The National Football League season gets underway this week, but for many members of the Houston Texans – including Surrey’s Christian Covington – the on-field action has taken a backseat to a much more important project.
They’ve been helping the south Texas city’s residents deal with damage caused by Hurricane Harvey, which hit last month and has caused billions of dollars in damage and driven thousands from their homes.
Half of the estimated 60 Harvey-related deaths as of this week have been in Houston.
Covington, a second-year defensive lineman – and son of Canadian Football League hall-of-famer Grover Covington – has been one of a handful of Texans players who have raised money and helped deliver supplies to residents since the category 4 hurricane flooded the Magnolia City with more than 40 inches over water in just four days.
Covington’s high-profile teammate on the defensive line , All-Pro J.J. Watt, has raised $20 million for flood relief efforts in little more than a week.
On Aug. 25, Covington tweeted he was ‘Praying for my family and everybody who’s in Houston!
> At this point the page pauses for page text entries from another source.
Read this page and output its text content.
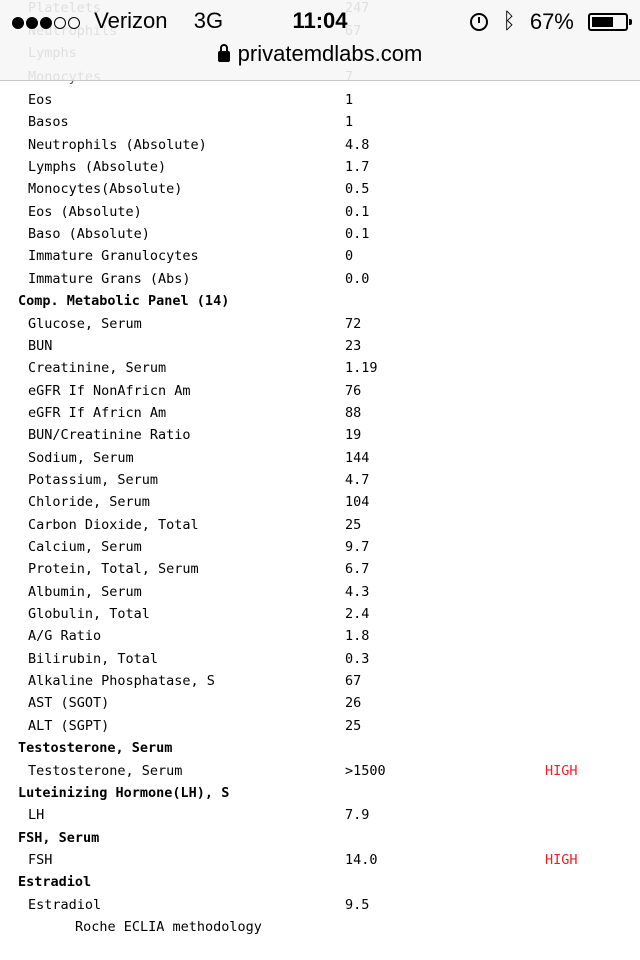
Eos	1
Basos	1
Neutrophils (Absolute)	4.8
Lymphs (Absolute)	1.7
Monocytes(Absolute)	0.5
Eos (Absolute)	0.1
Baso (Absolute)	0.1
Immature Granulocytes	0
Immature Grans (Abs)	0.0
Comp. Metabolic Panel (14)
Glucose, Serum	72
BUN	23
Creatinine, Serum	1.19
eGFR If NonAfricn Am	76
eGFR If Africn Am	88
BUN/Creatinine Ratio	19
Sodium, Serum	144
Potassium, Serum	4.7
Chloride, Serum	104
Carbon Dioxide, Total	25
Calcium, Serum	9.7
Protein, Total, Serum	6.7
Albumin, Serum	4.3
Globulin, Total	2.4
A/G Ratio	1.8
Bilirubin, Total	0.3
Alkaline Phosphatase, S	67
AST (SGOT)	26
ALT (SGPT)	25
Testosterone, Serum
Testosterone, Serum	>1500	HIGH
Luteinizing Hormone(LH), S
LH	7.9
FSH, Serum
FSH	14.0	HIGH
Estradiol
Estradiol	9.5
Roche ECLIA methodology
Verizon 3G	11:04	ᛒ 67%
privatemdlabs.com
Please be safe and take care of yourselves and each other.” He also tweeted out a link to a site selling ‘#HoustonStrong” merchandise to help aid in relief efforts.
Praying for my family and everybody who's in Houston! Please be safe and take care of yourselves and each other 🙏🏽🙏🏽🙏🏽
— Christian Covington (@thetangibleC4) August 25, 2017
Though he is entering just his second year with the Texans, it is actually Covington’s seventh year in Houston – he spent five years at Rice University before entering the NFL. On the team’s official website, the Surrey native said that Houston has “truly become my second home.”
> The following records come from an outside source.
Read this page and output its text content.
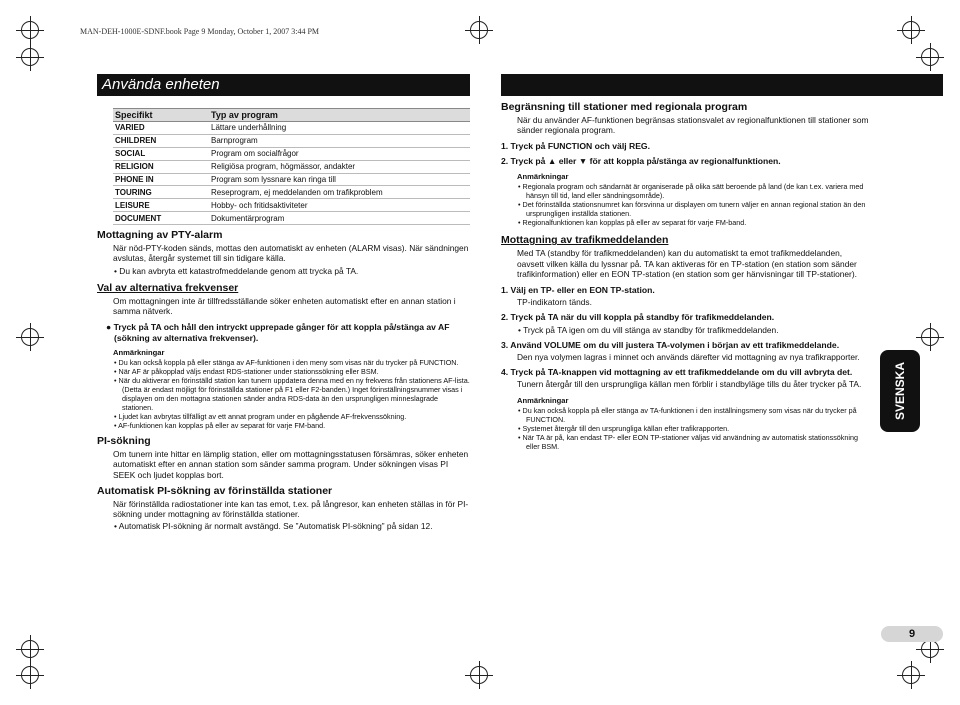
MAN-DEH-1000E-SDNF.book Page 9 Monday, October 1, 2007 3:44 PM
Använda enheten
SVENSKA
9
Specifikt	Typ av program
VARIED	Lättare underhållning
CHILDREN	Barnprogram
SOCIAL	Program om socialfrågor
RELIGION	Religiösa program, högmässor, andakter
PHONE IN	Program som lyssnare kan ringa till
TOURING	Reseprogram, ej meddelanden om trafikproblem
LEISURE	Hobby- och fritidsaktiviteter
DOCUMENT	Dokumentärprogram

Mottagning av PTY-alarm

När nöd-PTY-koden sänds, mottas den automatiskt av enheten (ALARM visas). När sändningen avslutas, återgår systemet till sin tidigare källa.

• Du kan avbryta ett katastrofmeddelande genom att trycka på TA.

Val av alternativa frekvenser

Om mottagningen inte är tillfredsställande söker enheten automatiskt efter en annan station i samma nätverk.

● Tryck på TA och håll den intryckt upprepade gånger för att koppla på/stänga av AF (sökning av alternativa frekvenser).

Anmärkningar

• Du kan också koppla på eller stänga av AF-funktionen i den meny som visas när du trycker på FUNCTION.

• När AF är påkopplad väljs endast RDS-stationer under stationssökning eller BSM.

• När du aktiverar en förinställd station kan tunern uppdatera denna med en ny frekvens från stationens AF-lista. (Detta är endast möjligt för förinställda stationer på F1 eller F2-banden.) Inget förinställningsnummer visas i displayen om den mottagna stationen sänder andra RDS-data än den ursprungligen minneslagrade stationen.

• Ljudet kan avbrytas tillfälligt av ett annat program under en pågående AF-frekvenssökning.

• AF-funktionen kan kopplas på eller av separat för varje FM-band.

PI-sökning

Om tunern inte hittar en lämplig station, eller om mottagningsstatusen försämras, söker enheten automatiskt efter en annan station som sänder samma program. Under sökningen visas PI SEEK och ljudet kopplas bort.

Automatisk PI-sökning av förinställda stationer

När förinställda radiostationer inte kan tas emot, t.ex. på långresor, kan enheten ställas in för PI-sökning under mottagning av förinställda stationer.

• Automatisk PI-sökning är normalt avstängd. Se ”Automatisk PI-sökning” på sidan 12.

Begränsning till stationer med regionala program

När du använder AF-funktionen begränsas stationsvalet av regionalfunktionen till stationer som sänder regionala program.

1. Tryck på FUNCTION och välj REG.

2. Tryck på ▲ eller ▼ för att koppla på/stänga av regionalfunktionen.

Anmärkningar

• Regionala program och sändarnät är organiserade på olika sätt beroende på land (de kan t.ex. variera med hänsyn till tid, land eller sändningsområde).

• Det förinställda stationsnumret kan försvinna ur displayen om tunern väljer en annan regional station än den ursprungligen inställda stationen.

• Regionalfunktionen kan kopplas på eller av separat för varje FM-band.

Mottagning av trafikmeddelanden

Med TA (standby för trafikmeddelanden) kan du automatiskt ta emot trafikmeddelanden, oavsett vilken källa du lyssnar på. TA kan aktiveras för en TP-station (en station som sänder trafikinformation) eller en EON TP-station (en station som ger hänvisningar till TP-stationer).

1. Välj en TP- eller en EON TP-station.

TP-indikatorn tänds.

2. Tryck på TA när du vill koppla på standby för trafikmeddelanden.

• Tryck på TA igen om du vill stänga av standby för trafikmeddelanden.

3. Använd VOLUME om du vill justera TA-volymen i början av ett trafikmeddelande.

Den nya volymen lagras i minnet och används därefter vid mottagning av nya trafikrapporter.

4. Tryck på TA-knappen vid mottagning av ett trafikmeddelande om du vill avbryta det.

Tunern återgår till den ursprungliga källan men förblir i standbyläge tills du åter trycker på TA.

Anmärkningar

• Du kan också koppla på eller stänga av TA-funktionen i den inställningsmeny som visas när du trycker på FUNCTION.

• Systemet återgår till den ursprungliga källan efter trafikrapporten.

• När TA är på, kan endast TP- eller EON TP-stationer väljas vid användning av automatisk stationssökning eller BSM.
“To see all the devastation that happened, from while we were away from the city, it hurt a lot of us. A lot of us felt helpless. My family was kind of stuck in the area as well. I had a lot of college friends and former teammates who were affected,” he continued.
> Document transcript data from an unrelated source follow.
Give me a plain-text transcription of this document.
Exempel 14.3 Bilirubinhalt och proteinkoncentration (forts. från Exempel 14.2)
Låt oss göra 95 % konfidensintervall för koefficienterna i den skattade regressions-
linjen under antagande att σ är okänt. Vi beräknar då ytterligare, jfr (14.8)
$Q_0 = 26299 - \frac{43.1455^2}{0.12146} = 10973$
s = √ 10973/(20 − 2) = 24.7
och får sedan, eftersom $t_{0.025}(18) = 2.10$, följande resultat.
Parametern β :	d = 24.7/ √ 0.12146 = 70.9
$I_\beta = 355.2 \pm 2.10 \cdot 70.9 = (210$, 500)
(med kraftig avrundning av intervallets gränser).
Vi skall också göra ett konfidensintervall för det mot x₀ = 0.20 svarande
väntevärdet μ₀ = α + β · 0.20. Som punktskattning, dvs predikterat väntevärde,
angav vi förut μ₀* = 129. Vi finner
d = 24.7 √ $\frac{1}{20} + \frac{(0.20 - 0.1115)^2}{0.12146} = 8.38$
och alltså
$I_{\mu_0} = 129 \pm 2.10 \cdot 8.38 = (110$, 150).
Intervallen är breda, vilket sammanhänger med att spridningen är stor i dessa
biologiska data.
The Texans are scheduled to play the Jacksonville Jaguars Sunday at Houston’s NRG Center, though it was initially thought that the game would have to be moved to an alternate site due to flooding. The Texans organization has stated on social media that it is dedicating the season to the city’s residents.
“To be able to finally be back in the city with this team, to be able to dedicate this season to the city of such amazing people and the countless fans who’ve been with us since day one, that’s what we need and it’s great added motivation to be able to look forward to this season,” Covington said.